Abstract

To the layman, the upward trend in European unemployment is related to the slowdown in economic growth. We argue that the layman's view is correct. The increase in European unemployment and the slowdown in economic growth are related because they stem from a common cause: an excessively high cost of labor. In Europe, labor costs have gone up for many reasons, but one is particularly easy to identify: higher taxes on labor. If wages are set by strong and centralized trade unions, an increase in labor taxes is shifted onto higher real wages. This has two effects. First, it reduces labor demand and thus creates unemployment. Second, as firms substitute capital for labor, the marginal product of capital falls; over long periods of time, this in turn diminishes the incentive to accumulate and thus to grow. Thus high unemployment is associated with low growth rates.

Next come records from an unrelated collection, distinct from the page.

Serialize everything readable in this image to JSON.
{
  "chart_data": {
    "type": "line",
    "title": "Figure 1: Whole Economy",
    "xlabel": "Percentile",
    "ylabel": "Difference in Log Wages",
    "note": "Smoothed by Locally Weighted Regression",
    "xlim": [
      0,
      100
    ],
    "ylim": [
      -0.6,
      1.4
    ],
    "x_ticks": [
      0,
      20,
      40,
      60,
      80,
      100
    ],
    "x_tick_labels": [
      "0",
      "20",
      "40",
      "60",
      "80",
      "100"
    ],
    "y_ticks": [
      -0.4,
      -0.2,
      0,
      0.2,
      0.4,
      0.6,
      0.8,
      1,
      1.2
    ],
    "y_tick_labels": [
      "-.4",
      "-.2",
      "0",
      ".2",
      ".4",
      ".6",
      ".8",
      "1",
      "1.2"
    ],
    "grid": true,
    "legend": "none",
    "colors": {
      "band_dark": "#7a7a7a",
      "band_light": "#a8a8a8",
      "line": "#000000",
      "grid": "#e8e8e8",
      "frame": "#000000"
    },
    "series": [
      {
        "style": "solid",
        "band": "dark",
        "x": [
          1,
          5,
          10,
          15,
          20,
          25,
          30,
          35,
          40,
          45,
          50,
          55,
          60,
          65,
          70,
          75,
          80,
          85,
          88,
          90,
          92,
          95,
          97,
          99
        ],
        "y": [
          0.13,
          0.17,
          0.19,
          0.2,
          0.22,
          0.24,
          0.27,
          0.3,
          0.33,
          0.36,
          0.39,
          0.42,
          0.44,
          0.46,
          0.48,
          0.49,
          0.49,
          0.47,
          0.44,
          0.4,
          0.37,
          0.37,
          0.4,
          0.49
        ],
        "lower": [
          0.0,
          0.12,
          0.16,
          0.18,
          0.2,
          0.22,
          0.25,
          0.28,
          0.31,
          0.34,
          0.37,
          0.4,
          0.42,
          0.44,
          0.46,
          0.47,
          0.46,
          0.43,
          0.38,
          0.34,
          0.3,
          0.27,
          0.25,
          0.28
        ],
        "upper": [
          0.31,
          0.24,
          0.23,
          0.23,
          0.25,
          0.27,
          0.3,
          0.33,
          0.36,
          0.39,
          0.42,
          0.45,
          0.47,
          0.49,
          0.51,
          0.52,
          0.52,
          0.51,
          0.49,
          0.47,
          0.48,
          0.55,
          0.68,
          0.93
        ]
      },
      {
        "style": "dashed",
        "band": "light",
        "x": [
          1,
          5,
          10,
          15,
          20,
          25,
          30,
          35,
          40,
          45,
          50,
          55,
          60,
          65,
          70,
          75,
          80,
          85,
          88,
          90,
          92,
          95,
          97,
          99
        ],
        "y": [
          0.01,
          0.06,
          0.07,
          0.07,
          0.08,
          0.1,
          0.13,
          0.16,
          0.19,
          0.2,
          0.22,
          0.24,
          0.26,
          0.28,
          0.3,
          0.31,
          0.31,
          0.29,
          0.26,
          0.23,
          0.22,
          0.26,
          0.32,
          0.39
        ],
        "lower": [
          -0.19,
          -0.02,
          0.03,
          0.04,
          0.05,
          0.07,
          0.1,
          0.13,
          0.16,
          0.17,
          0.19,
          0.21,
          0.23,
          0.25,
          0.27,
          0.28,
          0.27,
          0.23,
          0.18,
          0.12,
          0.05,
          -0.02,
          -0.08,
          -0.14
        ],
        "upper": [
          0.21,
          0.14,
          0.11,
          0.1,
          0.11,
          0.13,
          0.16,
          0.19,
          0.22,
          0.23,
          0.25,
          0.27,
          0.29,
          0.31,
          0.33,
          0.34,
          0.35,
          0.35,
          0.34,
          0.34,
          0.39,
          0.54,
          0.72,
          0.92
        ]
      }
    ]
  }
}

The model also predicts that the effect of labor taxation differs sharply in countries with different labor market institutions. We test these predictions on data for 14 industrial countries between 1965 and 1991 and find striking support for them. In particular, labor taxes have a strong positive effect on unemployment only in Europe and not in other industrial countries. The observed rise of 9.4 percentage points in labor tax rates can account for a reduction of the EU growth rate of about 0.4 percentage points a year--about one third of the observed reduction in growth between 1965-75 and 1976-91--and a rise in unemployment of about 4 percentage points.